Skema Kredit Penyertaan Modal Padat Karya ini dirancang khusus untuk memperkuat revitalisasi mesin dan juga peningkatan produktivitas di area sektor bidang padat karya. Melalui skema ini, pelaku bidang dapat mengakses pembiayaan untuk memodernisasi peralatan lalu meningkatkan efisiensi produksi. Rencana kredit ini menawarkan banyak ciri menarik, antara lain, plafon pinjaman di dalam berhadapan dengan Rp500 jt hingga Rp10 miliar; suku bunga/marjin yang dimaksud lebih banyak rendah dari kredit komersial; kemudian Jangka waktu pinjaman fleksibel antara 5-8 tahun.

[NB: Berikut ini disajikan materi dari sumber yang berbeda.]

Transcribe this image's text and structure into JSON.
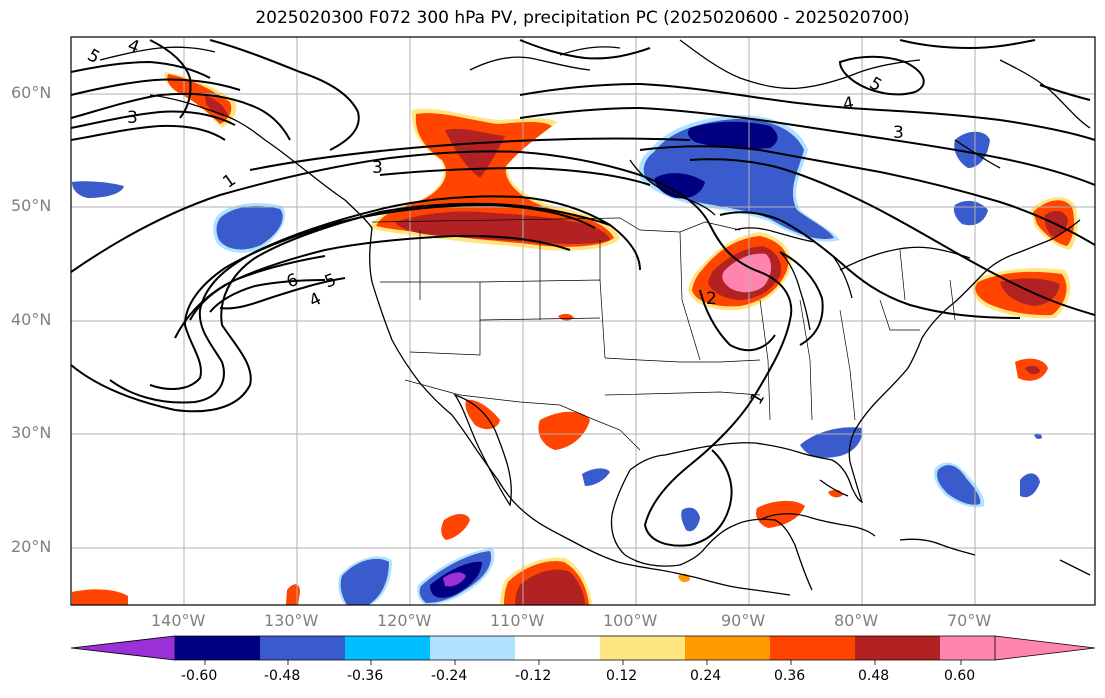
{
  "title": "2025020300 F072 300 hPa PV, precipitation PC (2025020600 - 2025020700)",
  "lat_labels": [
    "60°N",
    "50°N",
    "40°N",
    "30°N",
    "20°N"
  ],
  "lon_labels": [
    "140°W",
    "130°W",
    "120°W",
    "110°W",
    "100°W",
    "90°W",
    "80°W",
    "70°W"
  ],
  "colorbar": {
    "ticks": [
      "-0.60",
      "-0.48",
      "-0.36",
      "-0.24",
      "-0.12",
      "0.12",
      "0.24",
      "0.36",
      "0.48",
      "0.60"
    ],
    "colors": [
      "#9b30d9",
      "#000080",
      "#3a5bcc",
      "#00bfff",
      "#b0e2ff",
      "#ffffff",
      "#ffe680",
      "#ff9900",
      "#ff4500",
      "#b22222",
      "#ff85b0"
    ]
  },
  "pv_contour_labels": [
    "1",
    "1",
    "2",
    "3",
    "3",
    "3",
    "4",
    "4",
    "4",
    "5",
    "5",
    "5",
    "6"
  ],
  "colors": {
    "grid": "#b0b0b0",
    "coast": "#000000",
    "contour": "#000000",
    "tick_label": "#808080"
  }
}
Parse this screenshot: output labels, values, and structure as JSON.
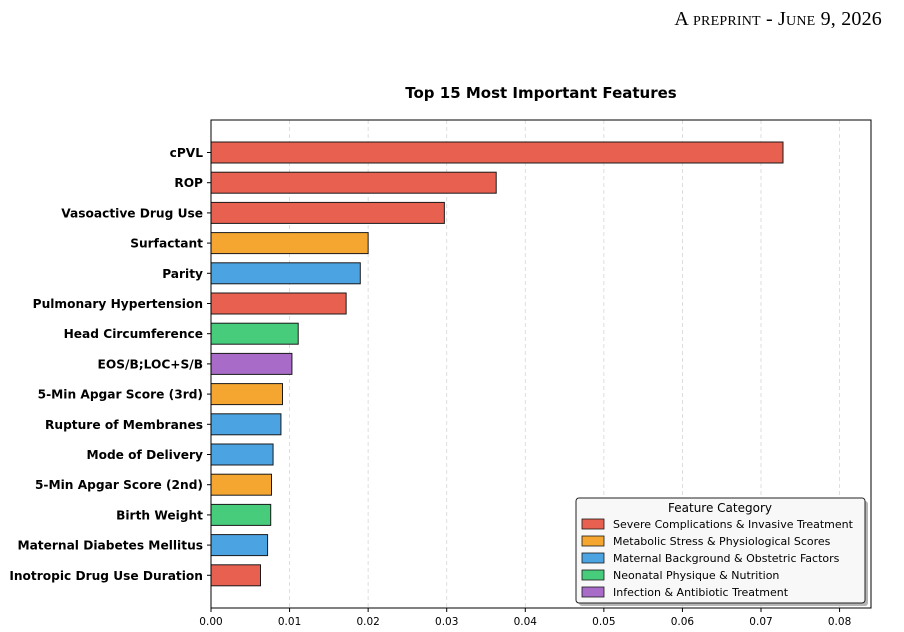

Skema kredit ini ditujukan untuk sektor-sektor bidang padat karya, seperti pakaian jadi, tekstil, furnitur, kulit, barang dari kulit, alas kaki, mainan anak juga makanan lalu minuman. Untuk mendapatkan kredit ini, calon penerima harus memenuhi beberapa orang syarat, di tempat antaranya; mempunyai usaha yang mana produktif kemudian layak; memiliki pengalaman perniagaan minimal 2 tahun; dan juga memiliki paling sedikit 50 tenaga kerja yang dimaksud diharapkan dapat meningkat seiring peningkatan kapasitas produksi sebab revitalisasi mesin yang dilakukan.
“Pemerintah menyediakan anggaran subsidi bunga/marjin yang digunakan cukup untuk proyeksi penyaluran Strategi Kredit Pengembangan Usaha Padat Karya ini mencapai target penyaluran sebesar Rp20 Billion pada tahun 2025. Hal ini merupakan bukti konkret keseriusan otoritas pada hal memacu pertumbuhan dan juga peningkatan daya saing sektor padat karya nasional serta menciptakan lapangan kerja baru,” ujar Menko Sektor Perekonomian Airlangga Hartarto, disitir pada Selasa (24/12/2024).
Peluncuran skema kredit ini merupakan salah satu dari paket kebijakan otoritas yang dimaksud tambahan luas untuk menyelamatkan dan juga meningkatkan kekuatan lapangan usaha dalam Indonesia. eksekutif berikrar untuk terus menyokong perubahan sektor melalui berbagai instrumen, seperti insentif fiskal, kemudahan perizinan, peningkatan kualitas SDM, juga penguatan riset lalu inovasi. Upaya ini diharapkan dapat meningkatkan daya saing lapangan usaha nasional, menciptakan lapangan kerja, dan juga memacu pertumbuhan kegiatan ekonomi yang berkelanjutan.